Thursday, February 12, 2009

A birthday for Charles Darwin

(looks like a Rabbi, don't he?)

Today is Mr. Darwin's 200th birthday. Whenever I ruminate on Darwin and his discoveries, I find myself recalling an inadvertently hysterical line from the imperishable A.B. Rotenberg song "Atheist Convention in L.A." In the song, three men, traveling by plane to the convention, say:

That we all once were primates is our motto
And the Big Bang's not a theory but a fact!

The line is funny because only an ignoramus would imagine that an atheist might deny that we are still primates and also because of the familiar way it misuses the word theory. In our vernacular a "theory" is an imperfect guess. In science, a "theory" is a set of ideas devised to explain a group of facts. A theory can be debated and modified. Facts usually, aren't.

Evolution is both a theory and a fact (Stephen J. Gould said it first) Facts don't go away when scientists debate rival theories to explain them. Einstein's theory of gravitation replaced Newton's but apples didn't suspend themselves in midair, pending the outcome. (he said that, too.) Thought the mechanism of evolution continues to be debated, the facts aren't in dispute - at least not among educated men.

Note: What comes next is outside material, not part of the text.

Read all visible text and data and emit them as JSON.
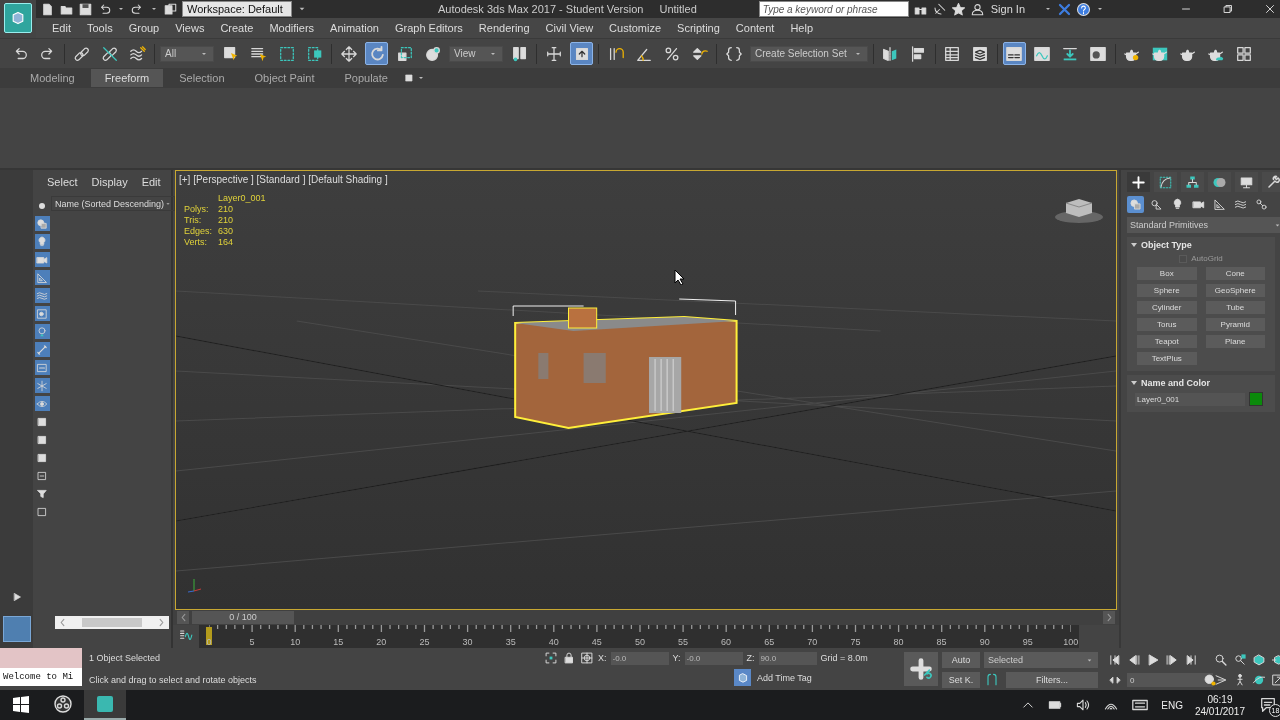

This is (part of) why I reject the Orthodox Jewish rejection of Darwin: None of what he taught is anathema to Torah Judaism. The idea that life evolves over time can easily coexist with the idea that there is a God who created us and desires our service and devotion. Natural selection poses no threat to our beliefs; the two can be reconciled.

As for the fear that the literal word of the bible is countermanded by Darwin's theory, well, let's first remember that Jews aren't biblical literalists. We have libraries filled with widely-accepted books offering non-literal interpretations of the Divine Writ. And we've always been willing to reinterpret to suit new discoveries. For instance, before Copernicus, we gave the story of Joshua Halting the Sun a literal interpretation; today we know this is impossible, yet Judaism continues to flourish, just as it will continue to flourish after we permit ourselves to fearlessly follow facts wherever they lead and finally reconcile Genesis to Darwin.